MEE – The Michael Edwards Experience

A Proper Day In Barcelona

Filed under: Daily Rambling — medwards @ 11:53 am

Start of the week, I get my stuff together and ride my bike to the train station and take the train into Barcelona. Today is determined bike riding day. When I get to Passeig de Gracia station in Barcelona I start biking north.

And bike straight into a hill. See my objective is Parc Guinardo which is supposed to have some old air raid shelters from the Revolution, but I mistakenly believed the Repubicans would avoid putting their shelters on GIANT EXPOSED HILLS. I walk a pretty good chunk of this but it quickly becomes worth it as the vista is incredible. I have photos for an entire additional panorama that I don’t need because the view just kept improving as you climbed up.

Eventually I found the air raid shelters (actually bunkers with emplacements for anti-aircraft guns, turns out I confused this with another site) which are actually sort of open and you can walk around. The entire site is coated in graffiti, most of it pretty good. After I head along the hill to Parc Carmel and Parc Guell since I can see them without losing too much of my height before the ride back to the center of the city. I whiz thru Parc Carmel which is better maintained that Parc Guinardo, but ultimately less pretty in my opinion. At some point I cross into Parc Guell and then all of a sudden BLAM walls of tourists. I have no idea that I am in Anton Guadi’s park, all I know is these damned tourists are ruining what would be a fucking awesome roadway to cruise down. They force me to stop periodically and I realize the roadway itself is kind of cool and take photos. I miss most of the rest of the park and zip past the Sagrada Familia then turn around and take some photos there too. I’m pretty set though, I get to the coast and head towards Parc Montjuic.

Within this Parc is a cemetery that contains the graves of Francisco Ferrer y Guardia (founder of the Modern School), Francisco Ascaso (died fighting the fascist uprising), and Buenaventura Durruti (a solid anarchist who deserves to be on everyones t-shirts more than Che Gueverra). I am roundly defeated in my quest for the graves by the fact that the Parc itself is enormous, on another giant hill, and there is no good signage to find the cemetery. Eventually it is getting too late to continue so I ride back into town. I manage to find the Plaza of the Unknown Soldier when I get back to La Rambla. This was somewhat chancy and I begin to get annoyed with the Spanish and apparently Catalonian resistance to signing their Civil War history. The Plaza is special because it was one of many named during the Revolution (much as Gran Via in Madrid used to be CNT Street), but most of those plaza and street markings were scrubbed clean when the fascists won. This plaza marking survived because it got covered up just before the fascists won and survived all the years of dictatorship until finally they were renovating the church and discovered the sign. And there it is today, a simple painted reminder that someone else named the streets here once.

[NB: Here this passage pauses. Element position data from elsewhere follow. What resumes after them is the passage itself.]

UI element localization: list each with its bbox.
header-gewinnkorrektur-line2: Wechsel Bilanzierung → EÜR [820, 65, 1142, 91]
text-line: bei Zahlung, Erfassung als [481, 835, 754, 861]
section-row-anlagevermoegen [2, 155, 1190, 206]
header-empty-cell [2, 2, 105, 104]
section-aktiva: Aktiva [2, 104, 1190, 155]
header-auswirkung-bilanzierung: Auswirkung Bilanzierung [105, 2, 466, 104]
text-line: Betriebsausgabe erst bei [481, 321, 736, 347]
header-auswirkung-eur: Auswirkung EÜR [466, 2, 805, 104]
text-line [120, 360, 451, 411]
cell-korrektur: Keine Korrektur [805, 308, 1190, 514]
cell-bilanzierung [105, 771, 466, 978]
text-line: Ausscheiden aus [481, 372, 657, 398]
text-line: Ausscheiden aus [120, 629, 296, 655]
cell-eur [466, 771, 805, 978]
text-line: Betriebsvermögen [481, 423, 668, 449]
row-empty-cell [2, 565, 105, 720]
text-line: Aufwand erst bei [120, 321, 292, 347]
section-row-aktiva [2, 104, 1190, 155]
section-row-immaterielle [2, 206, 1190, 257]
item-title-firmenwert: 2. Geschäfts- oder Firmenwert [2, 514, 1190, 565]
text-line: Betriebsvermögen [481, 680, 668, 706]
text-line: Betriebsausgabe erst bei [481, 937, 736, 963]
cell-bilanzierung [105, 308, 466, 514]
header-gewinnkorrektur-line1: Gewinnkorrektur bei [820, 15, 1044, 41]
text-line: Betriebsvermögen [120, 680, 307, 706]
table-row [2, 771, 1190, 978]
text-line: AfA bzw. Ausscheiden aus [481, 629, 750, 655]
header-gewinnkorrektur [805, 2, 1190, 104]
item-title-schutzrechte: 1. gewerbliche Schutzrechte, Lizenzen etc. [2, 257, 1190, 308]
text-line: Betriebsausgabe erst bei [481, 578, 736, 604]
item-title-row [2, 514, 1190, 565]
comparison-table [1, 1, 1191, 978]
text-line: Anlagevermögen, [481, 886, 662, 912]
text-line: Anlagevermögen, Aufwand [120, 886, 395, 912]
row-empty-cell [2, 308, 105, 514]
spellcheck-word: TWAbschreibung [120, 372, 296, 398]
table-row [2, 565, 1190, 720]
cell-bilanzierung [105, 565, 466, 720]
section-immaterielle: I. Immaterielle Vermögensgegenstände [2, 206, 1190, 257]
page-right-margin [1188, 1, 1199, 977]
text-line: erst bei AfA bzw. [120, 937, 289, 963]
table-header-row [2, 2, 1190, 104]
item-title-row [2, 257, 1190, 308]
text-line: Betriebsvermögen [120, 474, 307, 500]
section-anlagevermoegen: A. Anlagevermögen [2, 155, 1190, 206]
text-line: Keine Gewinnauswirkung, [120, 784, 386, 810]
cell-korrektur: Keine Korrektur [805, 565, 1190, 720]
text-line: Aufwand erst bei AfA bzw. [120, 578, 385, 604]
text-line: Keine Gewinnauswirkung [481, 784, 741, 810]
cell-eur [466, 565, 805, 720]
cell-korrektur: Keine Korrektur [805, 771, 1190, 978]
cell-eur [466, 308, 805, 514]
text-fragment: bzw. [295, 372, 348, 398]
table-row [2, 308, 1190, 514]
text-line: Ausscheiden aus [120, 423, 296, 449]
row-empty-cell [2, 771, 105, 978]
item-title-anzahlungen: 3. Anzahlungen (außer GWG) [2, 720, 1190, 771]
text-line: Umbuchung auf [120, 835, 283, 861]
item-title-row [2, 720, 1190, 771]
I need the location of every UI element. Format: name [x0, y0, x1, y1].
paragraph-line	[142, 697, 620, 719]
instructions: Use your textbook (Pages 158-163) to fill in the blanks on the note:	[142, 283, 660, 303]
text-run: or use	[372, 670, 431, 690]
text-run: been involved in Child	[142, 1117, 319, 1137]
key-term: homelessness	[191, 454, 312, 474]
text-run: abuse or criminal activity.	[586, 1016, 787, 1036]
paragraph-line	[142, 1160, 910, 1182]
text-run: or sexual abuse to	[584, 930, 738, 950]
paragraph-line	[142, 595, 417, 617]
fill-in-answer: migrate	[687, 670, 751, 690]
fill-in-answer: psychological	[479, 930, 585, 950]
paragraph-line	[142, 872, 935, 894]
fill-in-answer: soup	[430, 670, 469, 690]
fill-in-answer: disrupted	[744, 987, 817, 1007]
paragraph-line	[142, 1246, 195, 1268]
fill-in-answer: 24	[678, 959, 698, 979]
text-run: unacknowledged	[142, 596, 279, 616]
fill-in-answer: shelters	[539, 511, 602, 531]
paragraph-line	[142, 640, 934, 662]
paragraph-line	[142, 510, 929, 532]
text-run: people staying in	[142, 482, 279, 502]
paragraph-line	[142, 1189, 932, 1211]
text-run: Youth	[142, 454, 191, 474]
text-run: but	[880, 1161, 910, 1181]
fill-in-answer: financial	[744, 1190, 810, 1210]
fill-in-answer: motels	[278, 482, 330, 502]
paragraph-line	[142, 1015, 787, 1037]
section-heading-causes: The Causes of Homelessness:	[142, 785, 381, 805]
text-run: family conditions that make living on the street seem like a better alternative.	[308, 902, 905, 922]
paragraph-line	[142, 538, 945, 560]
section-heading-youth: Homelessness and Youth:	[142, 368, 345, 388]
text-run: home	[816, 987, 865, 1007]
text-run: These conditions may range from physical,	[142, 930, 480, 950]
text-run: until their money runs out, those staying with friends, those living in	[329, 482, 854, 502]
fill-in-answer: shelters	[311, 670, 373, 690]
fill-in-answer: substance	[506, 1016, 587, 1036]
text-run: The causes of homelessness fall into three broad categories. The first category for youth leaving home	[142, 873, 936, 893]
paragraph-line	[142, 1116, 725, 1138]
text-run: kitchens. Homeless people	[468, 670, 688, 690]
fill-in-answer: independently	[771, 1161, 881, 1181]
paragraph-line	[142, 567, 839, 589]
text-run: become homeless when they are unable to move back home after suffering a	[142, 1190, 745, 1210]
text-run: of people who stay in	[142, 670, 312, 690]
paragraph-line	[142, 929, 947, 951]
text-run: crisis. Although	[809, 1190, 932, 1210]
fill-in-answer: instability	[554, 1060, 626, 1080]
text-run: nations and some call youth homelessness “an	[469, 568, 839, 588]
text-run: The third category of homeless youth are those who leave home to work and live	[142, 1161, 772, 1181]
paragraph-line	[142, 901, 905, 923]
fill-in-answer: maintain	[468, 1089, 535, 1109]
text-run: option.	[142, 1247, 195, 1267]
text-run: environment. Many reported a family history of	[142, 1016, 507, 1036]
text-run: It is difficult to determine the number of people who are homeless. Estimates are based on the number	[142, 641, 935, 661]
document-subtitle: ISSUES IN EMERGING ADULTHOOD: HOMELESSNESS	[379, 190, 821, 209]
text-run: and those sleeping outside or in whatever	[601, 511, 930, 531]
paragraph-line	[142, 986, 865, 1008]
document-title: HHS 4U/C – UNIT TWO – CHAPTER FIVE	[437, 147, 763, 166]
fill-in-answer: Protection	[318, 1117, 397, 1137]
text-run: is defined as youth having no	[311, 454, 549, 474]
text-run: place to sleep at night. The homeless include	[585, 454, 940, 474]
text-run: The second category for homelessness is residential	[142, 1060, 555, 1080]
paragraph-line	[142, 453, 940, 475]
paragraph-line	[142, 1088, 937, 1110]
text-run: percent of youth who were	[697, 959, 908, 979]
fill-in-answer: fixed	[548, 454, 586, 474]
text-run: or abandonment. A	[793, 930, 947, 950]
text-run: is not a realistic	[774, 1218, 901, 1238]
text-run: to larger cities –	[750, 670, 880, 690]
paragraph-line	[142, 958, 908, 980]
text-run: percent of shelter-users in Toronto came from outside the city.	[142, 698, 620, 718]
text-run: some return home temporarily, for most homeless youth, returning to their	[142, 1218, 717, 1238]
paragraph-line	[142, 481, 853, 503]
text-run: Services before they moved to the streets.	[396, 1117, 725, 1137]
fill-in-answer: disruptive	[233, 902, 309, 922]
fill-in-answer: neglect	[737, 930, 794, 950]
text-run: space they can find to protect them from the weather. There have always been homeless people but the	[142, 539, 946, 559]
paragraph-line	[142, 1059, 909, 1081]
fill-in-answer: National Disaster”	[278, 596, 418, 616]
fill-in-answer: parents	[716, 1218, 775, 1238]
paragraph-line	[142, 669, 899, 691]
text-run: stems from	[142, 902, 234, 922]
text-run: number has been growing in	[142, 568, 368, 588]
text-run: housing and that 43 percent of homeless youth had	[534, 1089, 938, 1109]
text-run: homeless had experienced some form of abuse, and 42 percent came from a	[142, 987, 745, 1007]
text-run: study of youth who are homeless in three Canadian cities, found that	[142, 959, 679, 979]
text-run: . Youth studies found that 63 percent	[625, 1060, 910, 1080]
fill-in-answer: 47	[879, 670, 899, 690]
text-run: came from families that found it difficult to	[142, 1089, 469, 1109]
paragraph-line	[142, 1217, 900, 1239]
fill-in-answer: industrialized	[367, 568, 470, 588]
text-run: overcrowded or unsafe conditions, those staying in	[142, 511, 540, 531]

I head around doing some tasks, like picking up some posters from the CNT bookstore for the Anarchist Bookfair Silent Auction (getting those onto my bike was fun!), getting sent to three different Movistar outlets before I found out that to fix my phone I just had to restart it (I’m not used to firmware with significant OS bugs!), and then it was time to head back to Granollers.

I’m already an hour behind when I wanted to leave, which sucks because I’m going to try it on my bike again because I’m pretty sure I know how I screwed up last time. I am well into twilight when I screw up differently and end up heading towards Vilanova de Valles which is going a bit too far east and putting an extra hill between me and Granollers. Rather than backtracking along the road I bike on the service roads in the adjacent fields in the near-dark. That was really refreshing… in fact the entire ride had been an improvement, though it helps not to have the bags. Eventually I get back on course but get a bit turned around in an industrial area. I push past a construction barricade intending to just hop back onto the legit pavement on the other side of it when I realize the soon to be paved road seems to go in my direction… but right now its just gravel. So do I stay or do I go? What if it just ends (this has happened too many times already and by now we’re in night)? Fortunately I notice a guy walking along the construction so I ask him and I miss about half of the details but it seems like I should just follow the road and eventually I get to Granollers. And it works! I arrive triumphantly in Granollers and pick up some donairs for Sonia and I.